RASIO.CO, Batam — Persatuan Wartawan Indonesia (PWI) Pusat menganugerahkan Press Card Number One (PCNO) kepada wartawan senior Saibansah Dardani sebagai bentuk penghargaan atas dedikasi dan pengabdiannya selama 33 tahun di dunia jurnalistik.
Undangan resmi sebagai penerima PCNO tertuang dalam surat Panitia Pusat Hari Pers Nasional (HPN) 2026 bernomor 476/PWI-P/HPN2026/I/2026 tertanggal 27 Januari 2026.
Dalam surat tersebut ditegaskan bahwa penyerahan PCNO akan dilakukan dalam sebuah acara khusus pada rangkaian HPN 2026 yang digelar pada 9 Februari di Banten.
Saibansah Dardani, yang akrab disapa Cak Iban, menilai Press Card Number One bukan sekadar penghargaan simbolik, melainkan pengakuan atas kesetiaan dan konsistensi dalam menjalani profesi wartawan.
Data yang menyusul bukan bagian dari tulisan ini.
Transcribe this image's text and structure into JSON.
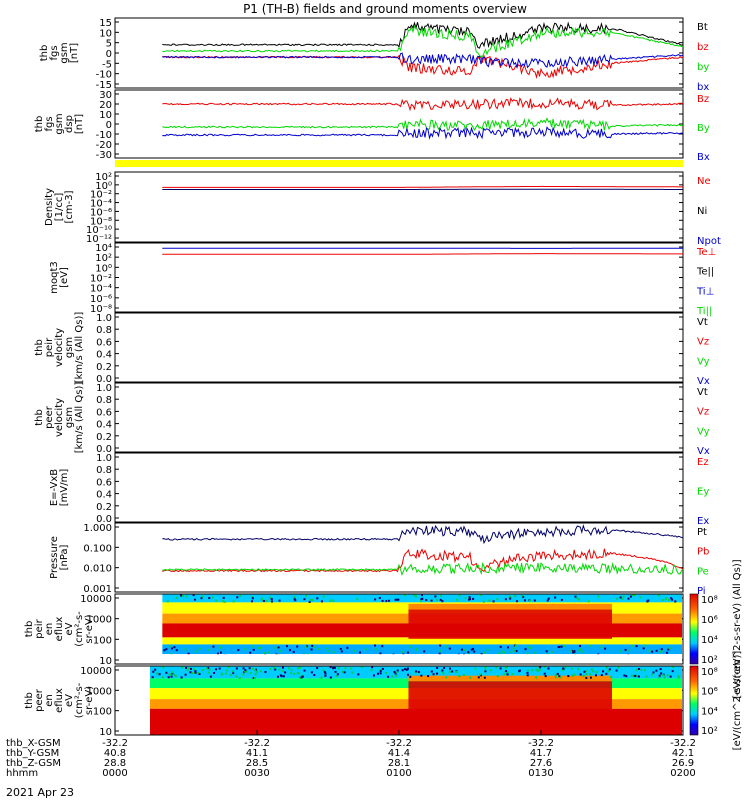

“PCNO bukan penghargaan biasa. Bagi saya, ini pengakuan dari organisasi profesi tertua di Indonesia atas dedikasi, kontribusi, dan kesetiaan pada profesi wartawan,” ujarnya.
Ia menyebutkan, angka 33 tahun dalam perjalanan kariernya bukan semata hitungan waktu, melainkan rekam jejak panjang yang dilalui dari satu ruang redaksi ke ruang redaksi lain, dari media cetak ke media siber, serta dari kerja-kerja lapangan hingga pengambilan keputusan redaksional.
Cak Iban mengungkapkan bahwa nilai utama yang dipegang sejak awal kariernya adalah kesadaran bahwa wartawan merupakan pembelajar seumur hidup. Ia mengawali profesi sebagai wartawan muda di Harian Pagi Riau Pos, Pekanbaru, dengan proses belajar secara otodidak dan pendampingan wartawan senior seperti Rida K. Liamsi, Kazzaini KS, dan Mostamir Thalib.
“Dari belajar dan terus belajar itulah sejatinya esensi profesi wartawan. Belajar tiada henti,” katanya.
Selain komitmen belajar, ia menegaskan dua prinsip yang tidak pernah ditawar sepanjang perjalanan profesionalnya, yakni integritas dan kompetensi. Menurutnya, tanpa integritas wartawan akan kehilangan kepercayaan publik, sementara tanpa kompetensi profesi jurnalistik kehilangan maknanya.
Perjalanan jurnalistik Cak Iban dimulai pada awal 1990-an melalui media cetak. Ia pernah berkiprah di Harian Riau Pos, Majalah Warta Ekonomi, dan Majalah Kapital di Jakarta, hingga memegang tanggung jawab redaksional dan manajerial di media daerah seperti Harian Lantang di Batam.
Memasuki era digital, Cak Iban memilih beradaptasi dengan perkembangan media siber. Sejak 2014, ia dipercaya sebagai Pemimpin Redaksi BATAMTODAY.COM. Selanjutnya, pada 17 Agustus 2022, ia mendirikan J5NEWSROOM.COM sebagai bagian dari komitmen merawat kemerdekaan pers di tengah perubahan ekosistem media.
Kepada generasi wartawan saat ini, yang bekerja di tengah tekanan ekonomi dan dinamika digital, Cak Iban mengingatkan pentingnya kembali pada nilai dasar profesi.
“Tetaplah menjadi wartawan yang profesional, berintegritas, dan kompeten,” ujarnya.
Di luar pencapaian profesional tersebut, Cak Iban menyampaikan harapan sederhana tentang bagaimana ia ingin dikenang.
“Saya cuma ingin dikenang sebagai sahabat, teman ngopi yang menyenangkan, teman diskusi, dan hamba Allah SWT yang dhaif,” katanya.
Dalam lanskap media yang semakin dinamis, kisah perjalanan Saibansah Dardani menjadi pengingat bahwa keberlangsungan pers tidak hanya ditentukan oleh sorotan, tetapi oleh konsistensi, kesetiaan pada nilai, dan tanggung jawab etik yang dijaga dalam jangka panjang.